Various state and federal agencies and taxing authorities have a variety of tests to determine whether a worker is properly classified as an independent contractor or not. The most commonly recognized assessment is the IRS’s 20-factor test, most of which is listed below. I’ve only included some of the highlights so you can get an idea about the criteria these agencies consider when making a determination.

To be classified as an independent contractor, the individual must:

  1. Have the ability to set his/her own hours and do the job in his/her own way.
  2. Have the ability to use his/her own methods as opposed to being required to undergo training from the purchaser of his/her services.
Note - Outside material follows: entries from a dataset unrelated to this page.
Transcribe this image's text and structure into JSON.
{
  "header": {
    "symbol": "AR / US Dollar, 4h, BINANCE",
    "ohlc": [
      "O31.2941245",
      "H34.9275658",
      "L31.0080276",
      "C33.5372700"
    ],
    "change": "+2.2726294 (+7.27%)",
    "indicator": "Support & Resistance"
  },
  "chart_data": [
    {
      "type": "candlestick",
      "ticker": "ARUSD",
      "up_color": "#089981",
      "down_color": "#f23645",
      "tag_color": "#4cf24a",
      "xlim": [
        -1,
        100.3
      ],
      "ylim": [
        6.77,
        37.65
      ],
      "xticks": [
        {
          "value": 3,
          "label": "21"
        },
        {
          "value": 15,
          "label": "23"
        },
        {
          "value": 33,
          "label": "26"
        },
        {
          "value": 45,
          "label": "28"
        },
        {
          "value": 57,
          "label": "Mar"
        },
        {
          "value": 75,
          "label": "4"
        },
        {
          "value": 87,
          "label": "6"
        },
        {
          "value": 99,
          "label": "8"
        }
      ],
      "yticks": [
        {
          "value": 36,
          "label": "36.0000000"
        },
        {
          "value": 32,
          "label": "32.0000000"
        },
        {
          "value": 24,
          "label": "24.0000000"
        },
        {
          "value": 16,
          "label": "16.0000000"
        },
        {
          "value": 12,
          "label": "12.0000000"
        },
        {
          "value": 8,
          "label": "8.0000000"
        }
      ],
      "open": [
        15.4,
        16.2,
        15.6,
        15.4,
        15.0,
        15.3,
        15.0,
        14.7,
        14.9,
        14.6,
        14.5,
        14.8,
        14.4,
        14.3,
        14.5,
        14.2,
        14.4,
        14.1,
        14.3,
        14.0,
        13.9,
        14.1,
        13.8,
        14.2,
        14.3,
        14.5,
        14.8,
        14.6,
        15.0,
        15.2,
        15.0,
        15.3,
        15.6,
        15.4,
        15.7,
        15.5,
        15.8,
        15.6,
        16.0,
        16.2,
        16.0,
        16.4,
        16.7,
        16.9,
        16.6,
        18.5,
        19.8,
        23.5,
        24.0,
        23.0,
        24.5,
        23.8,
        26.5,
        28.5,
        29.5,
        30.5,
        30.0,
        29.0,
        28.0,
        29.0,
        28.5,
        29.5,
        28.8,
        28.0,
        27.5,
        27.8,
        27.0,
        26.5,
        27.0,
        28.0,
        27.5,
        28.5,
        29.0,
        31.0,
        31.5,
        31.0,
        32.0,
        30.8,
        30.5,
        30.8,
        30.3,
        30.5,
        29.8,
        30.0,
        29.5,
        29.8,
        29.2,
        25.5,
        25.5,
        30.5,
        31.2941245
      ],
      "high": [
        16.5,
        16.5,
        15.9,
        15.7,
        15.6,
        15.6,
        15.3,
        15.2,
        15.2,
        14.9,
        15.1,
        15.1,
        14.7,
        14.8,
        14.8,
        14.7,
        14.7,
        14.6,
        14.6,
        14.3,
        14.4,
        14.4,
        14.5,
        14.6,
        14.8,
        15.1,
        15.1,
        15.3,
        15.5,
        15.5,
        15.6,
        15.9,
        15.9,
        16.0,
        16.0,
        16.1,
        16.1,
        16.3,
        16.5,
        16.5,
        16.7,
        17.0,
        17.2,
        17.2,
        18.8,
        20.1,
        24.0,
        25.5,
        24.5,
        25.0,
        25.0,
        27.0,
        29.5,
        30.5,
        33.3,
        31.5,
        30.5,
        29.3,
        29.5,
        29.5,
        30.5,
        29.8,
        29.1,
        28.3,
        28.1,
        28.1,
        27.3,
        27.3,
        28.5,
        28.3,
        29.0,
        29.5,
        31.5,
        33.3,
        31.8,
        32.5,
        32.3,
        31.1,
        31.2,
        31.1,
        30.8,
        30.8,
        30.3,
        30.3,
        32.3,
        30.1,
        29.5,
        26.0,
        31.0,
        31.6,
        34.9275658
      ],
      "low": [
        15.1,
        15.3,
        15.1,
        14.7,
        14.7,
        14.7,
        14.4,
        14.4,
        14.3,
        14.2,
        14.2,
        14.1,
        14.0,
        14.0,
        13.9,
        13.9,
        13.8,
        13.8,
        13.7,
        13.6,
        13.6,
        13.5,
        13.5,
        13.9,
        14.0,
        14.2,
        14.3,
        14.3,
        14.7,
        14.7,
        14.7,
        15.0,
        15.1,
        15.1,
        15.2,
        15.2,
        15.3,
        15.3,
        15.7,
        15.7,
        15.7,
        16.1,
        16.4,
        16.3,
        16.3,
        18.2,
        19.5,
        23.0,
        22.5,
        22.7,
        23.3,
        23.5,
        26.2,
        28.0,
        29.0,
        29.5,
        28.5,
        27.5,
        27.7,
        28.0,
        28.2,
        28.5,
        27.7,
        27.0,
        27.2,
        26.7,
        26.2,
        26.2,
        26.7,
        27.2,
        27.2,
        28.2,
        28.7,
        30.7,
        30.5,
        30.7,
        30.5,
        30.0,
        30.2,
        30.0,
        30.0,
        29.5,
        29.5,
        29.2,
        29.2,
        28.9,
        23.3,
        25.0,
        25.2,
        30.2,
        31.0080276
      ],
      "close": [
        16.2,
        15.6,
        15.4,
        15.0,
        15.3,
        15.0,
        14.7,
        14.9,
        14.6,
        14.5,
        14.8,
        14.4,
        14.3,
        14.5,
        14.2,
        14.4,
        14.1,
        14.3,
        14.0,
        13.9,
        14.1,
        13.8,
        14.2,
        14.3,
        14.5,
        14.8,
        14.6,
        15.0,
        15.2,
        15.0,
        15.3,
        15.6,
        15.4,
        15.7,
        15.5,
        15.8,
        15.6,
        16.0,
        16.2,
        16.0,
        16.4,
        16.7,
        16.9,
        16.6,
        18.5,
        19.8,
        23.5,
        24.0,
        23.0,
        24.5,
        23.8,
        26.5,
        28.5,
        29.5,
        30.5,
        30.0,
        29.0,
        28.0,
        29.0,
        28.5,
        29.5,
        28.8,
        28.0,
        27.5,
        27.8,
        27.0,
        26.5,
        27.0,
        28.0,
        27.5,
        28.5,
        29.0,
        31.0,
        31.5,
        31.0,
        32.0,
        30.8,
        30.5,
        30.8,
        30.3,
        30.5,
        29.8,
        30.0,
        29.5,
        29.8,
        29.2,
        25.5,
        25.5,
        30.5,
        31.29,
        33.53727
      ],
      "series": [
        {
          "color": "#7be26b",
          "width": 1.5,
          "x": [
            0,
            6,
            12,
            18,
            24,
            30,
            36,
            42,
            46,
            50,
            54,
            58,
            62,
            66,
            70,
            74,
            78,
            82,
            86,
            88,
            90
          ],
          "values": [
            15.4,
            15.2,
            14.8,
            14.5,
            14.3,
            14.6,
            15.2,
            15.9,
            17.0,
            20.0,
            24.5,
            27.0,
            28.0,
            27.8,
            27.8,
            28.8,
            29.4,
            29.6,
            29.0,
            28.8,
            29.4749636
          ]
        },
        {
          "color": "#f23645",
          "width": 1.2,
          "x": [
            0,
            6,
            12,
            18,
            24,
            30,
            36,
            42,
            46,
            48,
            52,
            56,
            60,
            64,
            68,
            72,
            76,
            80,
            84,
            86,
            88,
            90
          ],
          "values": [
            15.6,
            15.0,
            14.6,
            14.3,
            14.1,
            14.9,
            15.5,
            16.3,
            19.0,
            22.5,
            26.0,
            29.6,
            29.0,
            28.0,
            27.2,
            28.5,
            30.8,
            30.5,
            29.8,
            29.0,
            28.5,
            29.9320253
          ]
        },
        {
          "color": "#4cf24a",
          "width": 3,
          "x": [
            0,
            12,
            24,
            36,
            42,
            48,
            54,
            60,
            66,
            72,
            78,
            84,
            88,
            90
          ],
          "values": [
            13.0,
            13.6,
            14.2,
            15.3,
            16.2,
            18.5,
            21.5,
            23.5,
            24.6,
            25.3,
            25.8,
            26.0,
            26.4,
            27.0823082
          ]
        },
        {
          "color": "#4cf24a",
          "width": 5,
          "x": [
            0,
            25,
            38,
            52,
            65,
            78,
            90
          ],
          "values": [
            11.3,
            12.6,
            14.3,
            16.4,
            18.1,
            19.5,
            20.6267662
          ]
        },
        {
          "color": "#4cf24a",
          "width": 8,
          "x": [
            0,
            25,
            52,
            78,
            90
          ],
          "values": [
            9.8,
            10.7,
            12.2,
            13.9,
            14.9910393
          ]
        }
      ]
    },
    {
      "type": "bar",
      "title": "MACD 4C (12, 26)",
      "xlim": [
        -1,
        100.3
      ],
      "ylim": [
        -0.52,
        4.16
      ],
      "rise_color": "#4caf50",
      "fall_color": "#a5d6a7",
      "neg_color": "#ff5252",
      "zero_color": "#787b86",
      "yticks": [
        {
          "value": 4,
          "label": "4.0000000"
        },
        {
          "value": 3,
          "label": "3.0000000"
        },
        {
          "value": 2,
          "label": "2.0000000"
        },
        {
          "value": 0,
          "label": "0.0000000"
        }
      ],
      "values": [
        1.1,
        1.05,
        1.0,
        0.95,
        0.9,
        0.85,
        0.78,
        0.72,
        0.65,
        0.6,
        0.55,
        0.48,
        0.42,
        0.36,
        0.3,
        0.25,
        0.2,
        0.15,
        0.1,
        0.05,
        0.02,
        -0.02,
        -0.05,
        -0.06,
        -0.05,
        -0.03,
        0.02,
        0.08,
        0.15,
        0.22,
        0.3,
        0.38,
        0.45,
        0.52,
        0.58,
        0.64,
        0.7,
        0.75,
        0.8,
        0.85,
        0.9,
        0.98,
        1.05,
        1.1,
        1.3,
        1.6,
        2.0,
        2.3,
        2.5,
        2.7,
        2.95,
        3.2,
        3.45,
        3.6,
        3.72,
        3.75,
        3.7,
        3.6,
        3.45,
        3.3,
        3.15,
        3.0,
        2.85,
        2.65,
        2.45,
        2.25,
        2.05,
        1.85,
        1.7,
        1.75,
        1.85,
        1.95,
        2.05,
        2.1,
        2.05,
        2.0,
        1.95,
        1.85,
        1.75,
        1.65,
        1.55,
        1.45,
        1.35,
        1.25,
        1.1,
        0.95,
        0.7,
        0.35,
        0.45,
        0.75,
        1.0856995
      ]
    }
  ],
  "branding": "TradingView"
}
  3. Accept a risk. In other words, he/she can earn a profit or suffer a loss from the activity.
  4. Be able to assign others to do the job and is not required to do it personally.
  5. Be hired for one job and not have a continuing relationship with the company.
  6. Have more than one client at a time.
  7. Must pay his/her own business and traveling expenses. NOTE: The employer may later reimburse him/her for those expenses.
  8. Not work on the employer’s premises and use his/her own office, desk and equipment.
  9. Be paid on a commission basis or on a per-project basis rather than by the hour, week or month.
  10. Must agree to complete a specific job and be responsible for the satisfactory completion, or he/she is obligated to make good for any failure.